After all, he and Marta will be good friends for the next 90 minutes. Both work just a few houses down from La Ópera, a typical corner café in the heart of Buenos Aires. The café is covered with wood panelling and the small square tables can be pushed apart or drawn together depending on the size of the crowd. The waiters are clad in shirts and bow-ties. At most times, there is only a single television in the café, and the Argentinian men here are masters at positioning their women with their backs to the TV set. She doesn't realize what's happening until she's already seated and her counterpart is staring past her, blissfully unaware of anything but the match playing on the screen in front of him.
But today their ploy doesn't seem to be working -- the women also have their eyes firmly glued to the TV. It's 4 p.m. in Buenos Aires. Most people in the café are drinking coffee, but others order beer. They've come here directly after work, still wearing their suits. There's even a Jew wearing a skullcap in the front row. Marta is a psychologist; Ricardo Gonzales, "El Negro," is a legal advisor. At the next table there are five accountants who were given the afternoon off because of the game.
Playing with Pelé
"I know a lot about football, I used to play professionally," El Negro says. "I played in Uruguay and Brazil. After that, I opened a football school with Lalo, Maradona's brother."
"I guess I'm sitting next to the right person then," Marta says, without taking her eyes off the screen. El Negro rattles off a list of famous players he's trained with. There was Pelé, when El Negro was 13. "He plays the ball with his head without closing his eyes," he recalls. With Maradona, who came to the opening day of El Negro's football school. When asked which superstar he thought was better on the pitch, he acts as if it would be heresy to give an answer. "That's like asking who is nicer: Buddha or Gandhi," he says. "Both are unbelievable."
"I can't see anything but orange," Marta complains, as she looks up at the sea of Dutch jerseys on the TV screen. "That's because they move in blocks. Our team has more individualists," explains El Negro. "If this works out, we'll go celebrate at the Obelisk later." The Obelisk on the eight-lane Avenue of the Ninth of July is Buenos Aires's most famous landmark. After each game, the fans of the winning team congregate here to celebrate.
Argentinian striker Carlos Tevez shoots, his twisted shot barely misses the goal. The fans at La Ópera jump up, throw their hands in the air and shout, "Oooooh!"
"The Dutch play better as a team," El Negro says, offering a bit of instant analysis.
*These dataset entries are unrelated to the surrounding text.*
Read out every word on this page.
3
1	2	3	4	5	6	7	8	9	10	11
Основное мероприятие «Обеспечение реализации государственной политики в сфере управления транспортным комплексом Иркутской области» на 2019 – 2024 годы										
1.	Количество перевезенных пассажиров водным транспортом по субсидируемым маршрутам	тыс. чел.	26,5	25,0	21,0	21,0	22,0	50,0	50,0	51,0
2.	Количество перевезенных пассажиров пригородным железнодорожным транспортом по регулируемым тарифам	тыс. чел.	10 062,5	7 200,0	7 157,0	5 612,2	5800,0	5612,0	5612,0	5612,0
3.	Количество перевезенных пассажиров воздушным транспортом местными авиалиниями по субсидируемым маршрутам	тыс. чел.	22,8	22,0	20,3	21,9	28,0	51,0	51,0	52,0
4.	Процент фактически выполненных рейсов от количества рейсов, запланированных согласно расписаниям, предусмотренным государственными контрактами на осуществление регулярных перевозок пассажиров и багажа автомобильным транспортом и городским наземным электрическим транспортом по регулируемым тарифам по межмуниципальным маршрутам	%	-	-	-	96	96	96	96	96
Then the half-time whistle blows and the players return to their locker rooms goalless.
During the break, Marta and El Negro drink a Cortado, an espresso with frothed milk on top. They talk about the integrating effect that football has on problem kids. During the second half, the mood is subdued. "The teams are equally strong. If one of them scored now, it would be unfair," Marta says.
"That would be a shooting star"
Would an Argentinian victory make him proud? "That would be like a shooting star: brief happiness," he says. "But I cannot be proud of Argentina as long as there are children dying from hunger and 5 million people are out of work," he says. Marta agrees, "Newspapers say that Argentina has shown record growth since the end of the crisis: But who cares if the people cannot feel the effects?" She points to some street children who try to sneak a peak through the window at the television.
Then the final whistle blows. The fans are disappointed. "0-0," says El Negro. "I'll go back to work." Marta has also reconsidered and is going home rather than to the Obelisk. But despite the fact that the match has ended without a single goal, more than 1,500 fans still make their way to the Obelisk. They wave Argentinian flags, blow horns and set off fireworks -- all while chanting: "Olé, olé, olé. We'll be back, we'll be back to win, just like '86." Modesty is not an Argentinian trait.